Informacoes sobre ordens
| Nome do Produto | Numero de Catalogo | UNID | Preco | Qde | FAVORITOS | |
NIPBL Plasmídeo duplo de Nickase (m) | sc-427895-NIC | 20 µg | $410.00 | |||
NIPBL Plasmídeo duplo de Nickase (m2) | sc-427895-NIC-2 | 20 µg | $410.00 |
Nipbl codifica a NIPBL, um fator de carregamento de coesina que coordena a coesão entre cromátides-irmãs e a organização da cromatina em níveis superiores ao longo do ciclo celular. Em células de camundongo, a NIPBL sustenta a comunicação de longo alcance entre enhancers e promotores e programas de controle transcricional que governam o desenvolvimento embrionário, a especificação de linhagem e as respostas a danos no DNA. A desregulação de Nipbl perturba a arquitetura genômica dependente de coesina e pode influenciar a sinalização de estresse replicativo, a segregação cromossômica e redes de expressão gênica. Como a alteração da função de NIPBL está ligada à desregulação de genes do desenvolvimento e a defeitos na estabilidade do genoma, ela é um alvo útil para estudar coesinopatias e mecanismos de doenças associadas à cromatina em modelos in vivo e in vitro.
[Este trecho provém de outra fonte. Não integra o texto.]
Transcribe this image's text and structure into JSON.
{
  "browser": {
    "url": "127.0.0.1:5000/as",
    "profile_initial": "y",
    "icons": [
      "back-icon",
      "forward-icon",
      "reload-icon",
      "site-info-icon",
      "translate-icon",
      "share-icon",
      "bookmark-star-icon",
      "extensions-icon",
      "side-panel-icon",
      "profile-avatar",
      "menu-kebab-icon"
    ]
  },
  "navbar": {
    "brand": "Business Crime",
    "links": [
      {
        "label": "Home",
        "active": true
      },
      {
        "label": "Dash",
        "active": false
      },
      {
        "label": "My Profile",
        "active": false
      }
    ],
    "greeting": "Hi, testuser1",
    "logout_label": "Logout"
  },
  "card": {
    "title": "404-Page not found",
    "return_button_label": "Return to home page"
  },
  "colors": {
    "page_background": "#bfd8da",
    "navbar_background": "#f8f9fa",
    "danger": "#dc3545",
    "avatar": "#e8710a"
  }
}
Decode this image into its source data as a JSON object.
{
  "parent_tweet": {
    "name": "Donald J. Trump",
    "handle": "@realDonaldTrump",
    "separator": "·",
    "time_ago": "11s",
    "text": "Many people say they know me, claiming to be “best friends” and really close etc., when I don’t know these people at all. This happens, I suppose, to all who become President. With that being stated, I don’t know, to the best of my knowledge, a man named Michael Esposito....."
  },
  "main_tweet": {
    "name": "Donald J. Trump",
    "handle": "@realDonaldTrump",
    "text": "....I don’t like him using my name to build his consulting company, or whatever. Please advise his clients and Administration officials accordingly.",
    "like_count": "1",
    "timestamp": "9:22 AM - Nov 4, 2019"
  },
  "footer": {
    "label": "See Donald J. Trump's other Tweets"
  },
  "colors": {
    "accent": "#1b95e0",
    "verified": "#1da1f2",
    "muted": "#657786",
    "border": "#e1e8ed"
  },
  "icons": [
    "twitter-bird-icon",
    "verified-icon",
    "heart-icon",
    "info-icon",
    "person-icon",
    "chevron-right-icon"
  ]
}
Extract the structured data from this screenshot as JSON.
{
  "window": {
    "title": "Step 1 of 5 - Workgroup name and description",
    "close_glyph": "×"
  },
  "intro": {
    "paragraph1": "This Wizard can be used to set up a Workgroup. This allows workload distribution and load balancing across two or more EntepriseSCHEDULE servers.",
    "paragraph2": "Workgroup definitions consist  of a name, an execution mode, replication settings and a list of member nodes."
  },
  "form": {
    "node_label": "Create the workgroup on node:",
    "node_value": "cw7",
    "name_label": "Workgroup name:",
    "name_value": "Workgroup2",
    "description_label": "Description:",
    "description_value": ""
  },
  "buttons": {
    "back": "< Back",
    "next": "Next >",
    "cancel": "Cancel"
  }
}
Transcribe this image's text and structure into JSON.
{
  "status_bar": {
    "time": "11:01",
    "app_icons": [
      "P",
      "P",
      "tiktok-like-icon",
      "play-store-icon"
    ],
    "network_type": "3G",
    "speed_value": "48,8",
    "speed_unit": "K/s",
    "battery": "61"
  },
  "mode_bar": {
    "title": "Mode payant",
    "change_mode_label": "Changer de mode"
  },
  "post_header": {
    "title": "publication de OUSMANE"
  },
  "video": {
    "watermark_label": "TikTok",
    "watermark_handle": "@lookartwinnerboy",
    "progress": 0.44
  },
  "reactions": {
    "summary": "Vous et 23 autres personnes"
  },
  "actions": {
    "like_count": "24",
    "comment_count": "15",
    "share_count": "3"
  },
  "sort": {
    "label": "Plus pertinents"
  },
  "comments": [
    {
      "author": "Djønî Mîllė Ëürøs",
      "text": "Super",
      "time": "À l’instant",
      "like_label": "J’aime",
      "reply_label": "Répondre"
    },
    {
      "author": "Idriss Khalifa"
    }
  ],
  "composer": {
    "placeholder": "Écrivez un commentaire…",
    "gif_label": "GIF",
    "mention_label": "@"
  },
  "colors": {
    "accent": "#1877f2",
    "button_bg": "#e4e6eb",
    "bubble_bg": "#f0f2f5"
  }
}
NIPBL O Plasmídeo de Nickase Dupla (m) consiste num par de plasmídeos combinados, concebidos para a edição de alta especificidade do locus Nipbl em linhas celulares mouse. Cada plasmídeo expressa uma nickase Cas9 D10A e um sgRNA distinto que tem como alvo cadeias de ADN opostas dentro de Nipbl. Quando direcionadas para locais adjacentes em cadeias de ADN opostas, as duas nickases geram cortes deslocados numa única cadeia que, em conjunto, produzem uma quebra escalonada de cadeia dupla, exigindo uma atividade coordenada no alvo por parte de ambas as guias. A quebra de ADN resultante é resolvida por vias de reparação celular endógenas, mais frequentemente através da junção de extremidades não homólogas (NHEJ), levando a inserções ou deleções que perturbam a função Nipbl. Ao exigir o envolvimento de dois sgRNA no locus alvo, a abordagem de dupla nickase aumenta a especificidade da edição e fornece uma estratégia CRISPR complementar para aplicações em que se deseja um controlo adicional sobre a precisão do direcionamento.
Para apoiar a identificação eficiente das células editadas, um plasmídeo codifica GFP para visualização fluorescente das populações transfectadas, enquanto o plasmídeo complementar transporta um gene de resistência à puromicina para seleção antibiótica. Em conjunto, estas características apoiam o enriquecimento eficiente das populações co-transfectadas e simplificam a validação dos clones com Nipbl interrompido.
Apenas para uso em investigação. Não se destina a uso diagnóstico ou terapêutico.